In the end, the goal would be to improve upon Bush’s margins in the state minus Philadelphia County. Bush netted 270,000 votes in all; given the increase in population in the non-Philly portion of the state, Obama’s soft support among suburbanites in metro Philly, and the shift of the white working class in the west, a target of 425,000 net votes is not unreasonable. That would assume a 4 percent increase in the vote in the non-Philly portion of the state relative to 2008, and Romney winning those voters by eight points (compared to five for George W. Bush and ten for Pat Toomey).

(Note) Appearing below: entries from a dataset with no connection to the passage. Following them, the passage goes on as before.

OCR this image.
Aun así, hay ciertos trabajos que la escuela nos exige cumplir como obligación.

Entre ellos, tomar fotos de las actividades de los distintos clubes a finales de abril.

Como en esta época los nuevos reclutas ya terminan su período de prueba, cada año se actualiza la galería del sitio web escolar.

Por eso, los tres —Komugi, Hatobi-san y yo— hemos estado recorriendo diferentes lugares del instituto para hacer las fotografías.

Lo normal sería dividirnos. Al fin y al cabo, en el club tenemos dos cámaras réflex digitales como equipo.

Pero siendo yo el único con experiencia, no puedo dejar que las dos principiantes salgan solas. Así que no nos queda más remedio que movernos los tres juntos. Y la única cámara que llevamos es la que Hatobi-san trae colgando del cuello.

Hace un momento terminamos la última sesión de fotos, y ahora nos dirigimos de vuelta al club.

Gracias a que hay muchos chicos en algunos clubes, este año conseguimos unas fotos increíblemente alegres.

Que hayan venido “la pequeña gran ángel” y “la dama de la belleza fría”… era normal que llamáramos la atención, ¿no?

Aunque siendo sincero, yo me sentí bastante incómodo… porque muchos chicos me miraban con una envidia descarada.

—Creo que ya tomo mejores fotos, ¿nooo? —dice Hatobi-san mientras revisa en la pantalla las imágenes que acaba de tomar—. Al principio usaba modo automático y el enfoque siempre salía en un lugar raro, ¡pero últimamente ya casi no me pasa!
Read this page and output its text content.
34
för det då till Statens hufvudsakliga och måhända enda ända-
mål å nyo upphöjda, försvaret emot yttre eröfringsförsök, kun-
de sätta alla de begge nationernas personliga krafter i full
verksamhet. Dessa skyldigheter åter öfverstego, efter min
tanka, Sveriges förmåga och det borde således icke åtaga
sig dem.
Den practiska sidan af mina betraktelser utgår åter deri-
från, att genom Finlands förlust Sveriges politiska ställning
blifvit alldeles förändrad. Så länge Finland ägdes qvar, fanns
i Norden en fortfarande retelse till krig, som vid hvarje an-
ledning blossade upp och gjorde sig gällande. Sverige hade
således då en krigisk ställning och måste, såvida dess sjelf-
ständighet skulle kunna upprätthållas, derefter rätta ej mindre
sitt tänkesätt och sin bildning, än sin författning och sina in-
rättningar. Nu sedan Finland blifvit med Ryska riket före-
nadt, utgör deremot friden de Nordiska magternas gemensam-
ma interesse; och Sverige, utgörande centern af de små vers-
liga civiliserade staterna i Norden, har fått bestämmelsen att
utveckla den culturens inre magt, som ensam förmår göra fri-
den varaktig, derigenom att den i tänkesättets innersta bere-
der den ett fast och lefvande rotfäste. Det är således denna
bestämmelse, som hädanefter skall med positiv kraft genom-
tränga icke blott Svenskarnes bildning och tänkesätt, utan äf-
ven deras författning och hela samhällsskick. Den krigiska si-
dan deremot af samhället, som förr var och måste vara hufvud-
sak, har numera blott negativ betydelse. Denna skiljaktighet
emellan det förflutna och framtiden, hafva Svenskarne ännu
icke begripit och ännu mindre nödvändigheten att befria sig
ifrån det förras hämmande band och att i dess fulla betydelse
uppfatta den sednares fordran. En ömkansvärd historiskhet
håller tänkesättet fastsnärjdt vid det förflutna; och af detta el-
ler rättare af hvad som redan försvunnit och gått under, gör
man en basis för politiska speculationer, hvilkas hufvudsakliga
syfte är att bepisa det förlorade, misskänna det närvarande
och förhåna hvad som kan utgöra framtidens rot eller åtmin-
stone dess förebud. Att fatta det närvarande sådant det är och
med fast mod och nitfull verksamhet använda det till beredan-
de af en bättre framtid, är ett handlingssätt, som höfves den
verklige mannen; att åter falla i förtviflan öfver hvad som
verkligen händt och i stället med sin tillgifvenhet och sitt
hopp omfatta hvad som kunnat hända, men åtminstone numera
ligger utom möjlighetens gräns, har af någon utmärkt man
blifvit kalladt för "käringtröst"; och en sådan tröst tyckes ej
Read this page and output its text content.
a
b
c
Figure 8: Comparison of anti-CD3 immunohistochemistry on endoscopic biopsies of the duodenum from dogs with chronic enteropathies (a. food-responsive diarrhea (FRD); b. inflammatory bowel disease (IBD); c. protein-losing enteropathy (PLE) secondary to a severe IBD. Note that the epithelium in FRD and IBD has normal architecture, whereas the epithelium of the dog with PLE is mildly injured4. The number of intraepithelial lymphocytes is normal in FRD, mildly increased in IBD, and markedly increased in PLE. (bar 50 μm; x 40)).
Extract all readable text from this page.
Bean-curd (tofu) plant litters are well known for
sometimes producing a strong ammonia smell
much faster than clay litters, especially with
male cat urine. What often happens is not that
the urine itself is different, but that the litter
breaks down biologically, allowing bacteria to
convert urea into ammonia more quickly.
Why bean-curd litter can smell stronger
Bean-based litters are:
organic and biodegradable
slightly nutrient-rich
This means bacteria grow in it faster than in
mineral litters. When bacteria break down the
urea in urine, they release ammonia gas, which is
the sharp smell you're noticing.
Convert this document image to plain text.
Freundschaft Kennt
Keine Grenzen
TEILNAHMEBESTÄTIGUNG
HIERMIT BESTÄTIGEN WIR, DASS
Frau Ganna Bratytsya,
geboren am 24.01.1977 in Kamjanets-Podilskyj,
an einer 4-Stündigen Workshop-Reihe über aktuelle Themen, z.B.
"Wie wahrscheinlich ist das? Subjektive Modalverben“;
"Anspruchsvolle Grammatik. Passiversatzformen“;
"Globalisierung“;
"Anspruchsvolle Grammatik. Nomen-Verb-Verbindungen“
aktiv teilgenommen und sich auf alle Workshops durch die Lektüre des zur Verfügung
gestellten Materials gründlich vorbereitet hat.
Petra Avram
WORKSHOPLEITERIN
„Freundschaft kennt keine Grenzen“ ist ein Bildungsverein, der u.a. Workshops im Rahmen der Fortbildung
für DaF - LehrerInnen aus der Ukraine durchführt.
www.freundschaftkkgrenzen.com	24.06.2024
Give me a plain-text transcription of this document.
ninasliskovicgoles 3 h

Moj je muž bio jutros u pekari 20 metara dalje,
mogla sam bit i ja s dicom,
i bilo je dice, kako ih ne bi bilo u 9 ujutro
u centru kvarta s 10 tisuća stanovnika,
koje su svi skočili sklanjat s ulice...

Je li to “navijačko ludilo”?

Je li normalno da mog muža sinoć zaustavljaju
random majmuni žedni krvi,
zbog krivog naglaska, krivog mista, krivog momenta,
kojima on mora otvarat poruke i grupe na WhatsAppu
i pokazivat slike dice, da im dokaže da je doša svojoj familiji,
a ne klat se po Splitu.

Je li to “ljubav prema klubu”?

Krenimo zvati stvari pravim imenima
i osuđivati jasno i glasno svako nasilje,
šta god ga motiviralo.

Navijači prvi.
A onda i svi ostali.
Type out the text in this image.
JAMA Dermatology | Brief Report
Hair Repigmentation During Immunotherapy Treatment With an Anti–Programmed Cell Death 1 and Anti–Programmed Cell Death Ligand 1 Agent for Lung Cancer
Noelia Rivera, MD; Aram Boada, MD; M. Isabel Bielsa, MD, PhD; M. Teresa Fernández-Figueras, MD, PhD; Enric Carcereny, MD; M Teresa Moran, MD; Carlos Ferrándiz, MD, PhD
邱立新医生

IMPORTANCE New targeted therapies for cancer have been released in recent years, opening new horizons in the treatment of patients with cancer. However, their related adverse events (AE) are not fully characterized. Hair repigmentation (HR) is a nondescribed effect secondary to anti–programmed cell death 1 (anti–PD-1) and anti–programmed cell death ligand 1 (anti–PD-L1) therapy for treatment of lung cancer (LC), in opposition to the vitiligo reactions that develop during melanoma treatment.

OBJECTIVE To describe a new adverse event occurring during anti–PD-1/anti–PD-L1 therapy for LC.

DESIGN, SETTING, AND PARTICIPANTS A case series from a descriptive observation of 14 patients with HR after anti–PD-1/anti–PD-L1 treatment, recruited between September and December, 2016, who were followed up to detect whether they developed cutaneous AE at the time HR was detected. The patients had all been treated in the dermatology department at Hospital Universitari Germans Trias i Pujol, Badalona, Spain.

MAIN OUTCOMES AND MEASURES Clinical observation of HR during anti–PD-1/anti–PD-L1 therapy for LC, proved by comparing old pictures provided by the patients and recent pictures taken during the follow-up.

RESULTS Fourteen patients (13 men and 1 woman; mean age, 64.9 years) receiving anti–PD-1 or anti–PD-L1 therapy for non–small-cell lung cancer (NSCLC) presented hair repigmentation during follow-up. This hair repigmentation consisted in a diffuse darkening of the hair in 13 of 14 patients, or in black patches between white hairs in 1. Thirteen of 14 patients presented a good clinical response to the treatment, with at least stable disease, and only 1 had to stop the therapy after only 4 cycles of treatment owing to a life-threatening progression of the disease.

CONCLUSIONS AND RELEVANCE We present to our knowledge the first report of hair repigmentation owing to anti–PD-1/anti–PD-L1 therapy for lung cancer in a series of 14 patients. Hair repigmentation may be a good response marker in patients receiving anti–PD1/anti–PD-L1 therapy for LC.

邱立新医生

And then it just comes down to how well Team Obama has Philadelphia County organized. If he can drive turnout there as he did in 2008, netting 470,000 votes, the state will go his way, albeit narrowly. If his turnout machine is lacking a little bit – due to diminished grassroots enthusiasm, lack of preparation by Team Obama, or just the inevitable drift of marginal Republican voters in the county to the GOP banner – Obama will be in trouble. After all, John Kerry broke all the records in Philadelphia County in 2004 by netting about 410,000 votes, then Obama smashed them to reach 480,000 even as the county’s population was stagnant. If Obama “only” has the county as well organized as Kerry did, then in this scenario Romney would win the Keystone State, albeit it narrowly.